ANSWER: I would do both. I don’t think you want to be those grandparents who only hand their grandkids envelopes at Christmas. They need things to play with. They’re kids, and they should be allowed to act like kids and be happy at Christmas.
You could work with their parents to launch Educational Savings Accounts (ESAs) for them. This would get their college funds started, and it’s what’s we do. We use mutual funds in their ESAs, where each child is allowed to have up to $2,000 added in their name per year.
The beauty of the ESA with the mutual fund inside it is that it’s growing completely tax-free. You have to name a custodian of the account until the child turns 18, and that could be you guys or their parents. Make sure that together you don’t overfund the ESAs and cause yourselves tax problems.

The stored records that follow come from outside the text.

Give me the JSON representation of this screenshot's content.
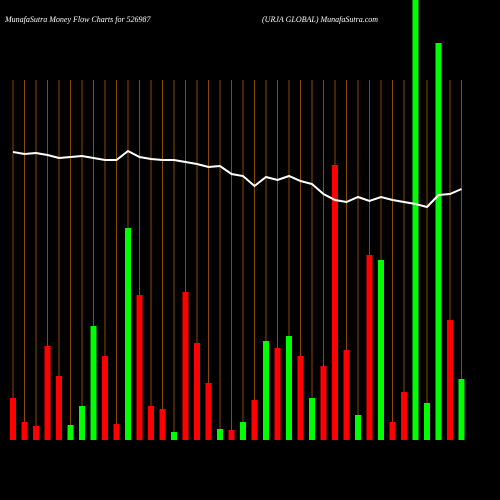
{
  "chart_data": {
    "type": "bar",
    "title": "MunafaSutra  Money Flow  Charts for 526987",
    "subtitle": "(URJA GLOBAL) MunafaSutra.com",
    "ylim": [
      0,
      440
    ],
    "grid": true,
    "series": [
      {
        "values": [
          42,
          18,
          14,
          94,
          64,
          15,
          34,
          114,
          84,
          16,
          212,
          145,
          34,
          31,
          8,
          148,
          97,
          57,
          11,
          10,
          18,
          40,
          99,
          92,
          104,
          84,
          42,
          74,
          275,
          90,
          25,
          185,
          180,
          18,
          48,
          440,
          37,
          397,
          120,
          61
        ],
        "colors": [
          "#ff0000",
          "#ff0000",
          "#ff0000",
          "#ff0000",
          "#ff0000",
          "#00ff00",
          "#00ff00",
          "#00ff00",
          "#ff0000",
          "#ff0000",
          "#00ff00",
          "#ff0000",
          "#ff0000",
          "#ff0000",
          "#00ff00",
          "#ff0000",
          "#ff0000",
          "#ff0000",
          "#00ff00",
          "#ff0000",
          "#00ff00",
          "#ff0000",
          "#00ff00",
          "#ff0000",
          "#00ff00",
          "#ff0000",
          "#00ff00",
          "#ff0000",
          "#ff0000",
          "#ff0000",
          "#00ff00",
          "#ff0000",
          "#00ff00",
          "#ff0000",
          "#ff0000",
          "#00ff00",
          "#00ff00",
          "#00ff00",
          "#ff0000",
          "#00ff00"
        ]
      }
    ],
    "line": {
      "color": "#ffffff",
      "values": [
        288,
        286,
        287,
        285,
        282,
        283,
        284,
        282,
        280,
        280,
        289,
        283,
        281,
        280,
        280,
        278,
        276,
        273,
        274,
        266,
        264,
        254,
        263,
        260,
        264,
        259,
        256,
        246,
        240,
        238,
        243,
        239,
        243,
        240,
        238,
        236,
        233,
        245,
        246,
        251
      ]
    }
  }
}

QUESTION: Allison’s daughter is a college freshman. Her daughter got some bad information from an instructor recently, and Allison wants to know how she should explain to her the professor was wrong. The instructor told the class the only way to buy a home without a high credit rating is by having a huge amount of assets or savings. Dave gives his take and recalls an interesting situation from a few years ago.
ANSWER: Well, the first thing you explain to an 18-year-old is that tenured college professors have the right to be absolute morons and keep their jobs. There’s no sense in arguing with them, because many times they’re some of the most arrogant human beings on the planet.
A few years ago my daughter took a personal finance class in college, and on the first day the instructor went on a rant saying Dave Ramsey is stupid. She went through the entire class and never said a word. When she called home and asked what she should do, I said take the tests and answer the questions the way he wants them answered. You’re just taking a class — that doesn’t mean you have to form your opinions around it.
Anyway, what I would do here is just explain to her the college professor doesn’t know what he or she is talking about. You can get a home loan with no credit score. People do it all the time. You can call Churchill Mortgage if you want and have one of them give you an example of it. All you need is a reasonable down payment, have two years at the same job, and provide two years of tax returns.